The sixth submarine hunter aircraft due to arrive at RAF Lossiemouth has been christened Guernsey’s Reply to honour a Second World War pilot.
The P-8 Poseidon plane is currently undergoing final checks in the US and is due to arrive in the north-east in September to join the five already in operation.
The aircraft will be the first to join the reformed 201 Squadron, which was disbanded 10 years ago and has a historic link with the Channel island, alongside 120 Squadron, which already operates Poseidons on the Moray coast.
Close connection between new RAF Lossiemouth squadron and Guernsey
During the Second World War, pilot Herbie Machon first saw action in Orkney by flying high above Scapa Flow to spot enemy aircraft trying to photograph the home fleet.
When Germany attacked England with flying bombs and rockets he headed south and led a flight of four Spitfires in dive-bombing attacks in the Netherlands, christening his plane Guernsey’s Reply.
The link between 201 Squadron and the island has continued ever since with personnel acting as pall bearers at his funeral in 2004.
Wing Commander Adam Smolak, officer commanding 201 Squadron, said: “It is befitting of this long and proud association that one of the UK’s new Poseidon aircraft bears the name Guernsey’s Reply.

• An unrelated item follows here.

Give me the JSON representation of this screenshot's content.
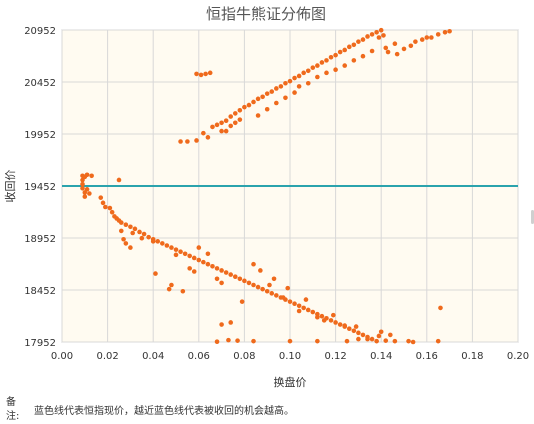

“201 Squadron will stand up this summer and I am looking forward to retrieving the standard from Guernsey where it was held for safe keeping in the hope that the Squadron would return, and the affiliation could continue.
“It is an honour to bring the squadron back to maritime operations.
“The coming years will be challenging and exciting in equal measure and it is vital that as we move forward, we retain this historic link.”
Despite his extensive war service, the only injury Herbie ever received was cracked ribs, which were suffered on a training flight over the North Sea when his Spitfire was struck by an inexperienced pilot.
Guernsey’s Reply will join Pride of Moray, City of Elgin, Terence Bulloch, who was another Second World War pilot, Spirit of Reykjavik and Fulmar at RAF Lossiemouth.